Add --defer-experts flag to defer expert mmap residency on Linux by dmaivel · Pull Request #1634 · ikawrakow/ik_llama.cpp

dmaivel · 2026-04-14T01:20:57Z

This PR introduces --defer-experts. Using this flag, expert tensor pages are faulted in on demand rather than being eagerly loaded during initialization. This allows us to reduce cold-start latency, thus improving the load time of MoE models, particularly on systems where users are running models off of storage.

TLDR; when users wish to run an MoE model which exceeds their system RAM + VRAM, they can use --defer-experts --no-warmup to bring load times from minutes down to ~10s.

I benchmarked two models that I have on hand on a 64 GiB RAM system:

Qwen3.5-122B-A10B @ IQ2_KS ~43.3 GiB
Qwen3.5-397B-A17B @ IQ2_XS ~123.2 GiB

GGML_CUDA_NO_PINNED=1 was used in order to force usage of mmap, which is required for this feature.
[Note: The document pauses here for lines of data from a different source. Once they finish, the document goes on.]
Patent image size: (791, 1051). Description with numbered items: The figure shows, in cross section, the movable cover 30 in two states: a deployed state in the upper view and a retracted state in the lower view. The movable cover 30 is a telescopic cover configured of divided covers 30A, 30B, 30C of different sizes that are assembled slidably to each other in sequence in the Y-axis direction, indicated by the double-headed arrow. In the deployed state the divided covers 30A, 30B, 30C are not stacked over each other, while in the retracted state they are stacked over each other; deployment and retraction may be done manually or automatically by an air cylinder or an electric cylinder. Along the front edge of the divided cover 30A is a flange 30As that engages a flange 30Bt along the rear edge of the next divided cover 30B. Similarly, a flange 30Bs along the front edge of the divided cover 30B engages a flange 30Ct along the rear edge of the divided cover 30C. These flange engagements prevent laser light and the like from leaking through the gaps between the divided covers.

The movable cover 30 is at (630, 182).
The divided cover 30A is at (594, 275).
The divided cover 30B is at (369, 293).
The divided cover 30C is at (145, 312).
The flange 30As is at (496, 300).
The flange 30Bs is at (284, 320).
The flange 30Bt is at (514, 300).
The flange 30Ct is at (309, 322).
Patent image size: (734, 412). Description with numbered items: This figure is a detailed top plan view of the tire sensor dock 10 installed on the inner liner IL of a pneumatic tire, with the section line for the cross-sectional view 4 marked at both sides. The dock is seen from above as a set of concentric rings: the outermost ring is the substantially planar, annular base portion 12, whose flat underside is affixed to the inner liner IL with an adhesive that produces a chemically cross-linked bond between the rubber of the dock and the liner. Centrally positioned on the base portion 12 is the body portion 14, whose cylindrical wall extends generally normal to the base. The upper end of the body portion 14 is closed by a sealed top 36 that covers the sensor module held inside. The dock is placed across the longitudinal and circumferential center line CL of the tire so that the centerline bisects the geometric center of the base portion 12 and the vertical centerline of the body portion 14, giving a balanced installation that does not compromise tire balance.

I used ./llama-cli with a ~1k token prompt and -n 1 to measure time to first token on cold-starts:

Model	Config	Median TTFT
Qwen3.5-122B-A10B	baseline	37.89s
Qwen3.5-122B-A10B	`--no-warmup`	37.06s
Qwen3.5-122B-A10B	`--defer-experts`	18.37s
Qwen3.5-122B-A10B	`--defer-experts --no-warmup`	21.61s
Qwen3.5-397B-A17B	baseline	121.59s
Qwen3.5-397B-A17B	`--no-warmup`	93.72s
Qwen3.5-397B-A17B	`--defer-experts`	61.96s
Qwen3.5-397B-A17B	`--defer-experts --no-warmup`	30.90s

Qwen3.5-122B-A10B loads ~2.06x faster when comparing baseline to --defer-experts
Qwen3.5-397B-A17B loads ~1.96x faster when comparing baseline to --defer-experts, ~3.93x faster with --no-warmup included

I did run llama-bench with default parameters as well, in case of any PP and TG regressions (also dropping memory cache between runs):

model	size	params	backend	ngl	threads	defer	test	t/s
qwen35moe 397B.A17B Q6_K	123.22 GiB	396.35 B	CUDA	99	24	1	pp512	25.45 ± 5.39
qwen35moe 397B.A17B Q6_K	123.22 GiB	396.35 B	CUDA	99	24	1	tg128	6.63 ± 1.08
qwen35moe 397B.A17B Q6_K	123.22 GiB	396.35 B	CUDA	99	24	0	pp512	24.98 ± 4.72
qwen35moe 397B.A17B Q6_K	123.22 GiB	396.35 B	CUDA	99	24	0	tg128	6.30 ± 1.00

model	size	params	backend	ngl	threads	defer	test	t/s
qwen35moe 122B.A10B IQ2_KL - 2.6875 bpw	43.32 GiB	122.11 B	CUDA	99	24	1	pp512	120.45 ± 55.26
qwen35moe 122B.A10B IQ2_KL - 2.6875 bpw	43.32 GiB	122.11 B	CUDA	99	24	1	tg128	23.20 ± 1.48
qwen35moe 122B.A10B IQ2_KL - 2.6875 bpw	43.32 GiB	122.11 B	CUDA	99	24	0	pp512	160.56 ± 3.53
qwen35moe 122B.A10B IQ2_KL - 2.6875 bpw	43.32 GiB	122.11 B	CUDA	99	24	0	tg128	25.05 ± 0.12

build: c5acec8 (4412)

I wouldn't recommend users use --defer-experts --no-warmup with models that fit in RAM (as the tables show, I observe slightly reduced performance). It's more advantageous for these users not to use mmap in the first place, or try just --defer-experts.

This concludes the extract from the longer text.